Monday, February 23, 2015

On the Ripple Desk - featuring, Hidden Cabins & Eyeswan split 10", and 5 AM

It's been such a long time since I sat down to write some reviews.  Just got way caught up with running the Ripple Music record label.  Public acknowledgement to my brother, Penfold, who's taken it upon himself to help keep Ripple Effect rolling seamlessly while my energies were diverted elsewhere.

But I'm back (whether you wanted me back or not).  And to start with I'm going to catch up with the mountains and summits of submissions on my desk to shed some light on some killer releases, new or . . . not quite so recent.

Hidden Cabins/Eyeswan - Weathered 10" split.

Forget the gorgeous marbled vinyl, and forget the fact that I dig the 10" vinyl format, what we got here are just some killer cuts of post-indy rock.  While Hidden Cabins are new to me, the vinyl came to me via Craig Cirinelli [also of (Damn) This Desert Air & The World Concave] who's here on vocals/percussion.  I've been a big fan of both of the aforementioned projects, so had no hesitation jumping in and giving this vinyl a spin.  For Hidden Cabins, Craig is joined by  Brian Hofgesang [also of Books…] on guitars/effects/vocals.

This is damn fine, moody, evocative post-punk, post-indy, post-whatever rock, with two cuts that only leave me wanting more.  Powerful and emotional is the name of the game here.  Even though they dig the acoustic guitar, don't call them a folk act as they know how to turn up the volume, injecting a healthy dose of gut and grit into their melodic, expandable songs.  Definitely worth checking out.

Flipside, Eyeswan also hail from New Jersey, and teamed up with Hidden Cabins to unleash this 10" on UK's Engineer records.  Eyeswan plow a similar road of post-emo-ish punk with chiming guitars and catchy melodies.  The vocals here are a bit higher pitched and more in line with what I usually think of as emo, but not whiny or annoying.  Both bands are masters at bringing a somber ambiance to their post-emo pop, with Hidden Cabins specializing a bit more in the mood and Eyeswan a bit more on the energy.

It's no wonder these bands are good friends.  Their sound is similar enough that the split flows flawlessly from song to song (and the bands alternate songs on each side, rather than split sides).  Engineer Records did well to pick this up, and I believe copies are still available.
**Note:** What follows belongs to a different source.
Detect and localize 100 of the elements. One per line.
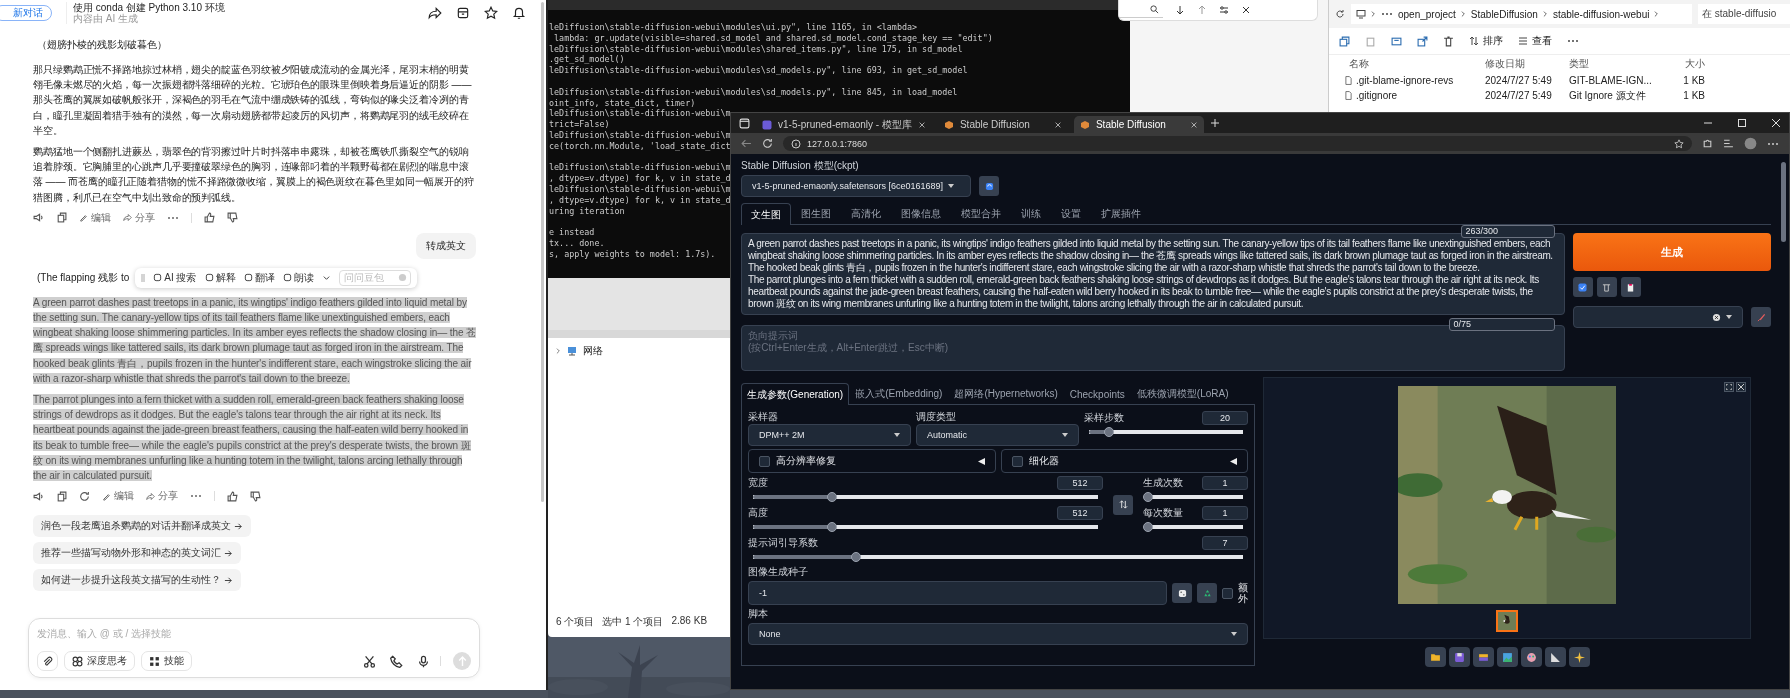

So, if post emo-punk is your flavor, you gotta check this split out.  I'm digging it.

5 AM - Broken///Beautiful

It was quite a few years ago that I wrote about a moment of perfect serendipity, when I was driving up the 101 freeway early in the morning, with the sun rising, the pelicans soaring over the coastline, and Five AM blaring from my car stereo.  Since then, that album has always held a spot of pop perfection in my mind, filed next to such radio starts as Matchbox 20.  Since then, the band has been silent, but recently Five AM, traveled to LA to start on their new album with producer John Fields. The multi-platinum producer has worked with some of the biggest names in the music business from rock bands like Switchfoot, Jimmy Eat World, Lifehouse and Goo Goo Dolls, to chart-dominating pop acts like the Jonas Brothers, Pink and Miley Cyrus.

And the long wait was well worth it.  Musically, 5 AM pull from such influences as U2, Matchbox 20, Snow Patrol, and Foo Fighters to craft what is simply some of the most exquisite, radio-friendly pop-rock out there.  Toss in some 80's keyboards and angular structures reminiscent of the Cars on "Let's Go" and we got about as satisfying a listen of radio pop as I've heard in ages.  Most importantly, besides the solid hooks, sweet melodies, soaring choruses, and dynamic playing, 5 AM have a real singer who's voice, while smooth, isn't afraid to dig deep to find a little soul.  I'm so tired of pop music men singing all whiny and wimply a la One Republic.  Pop music didn't used to be a fey venture, and with Five AM in the game I'm happy to say that a little muscle has returned.

Now, if there is any justice in this world, 5 AM will find their place on the airwaves, YouTube channels and streaming services taking the place of wimpier bands.  I can't think of any good reason this band isn't as huge as One Republic.  Each song is simply crafted and built for widespread radio play.   But don't take my word for it, jump on in and give it a listen for yourself.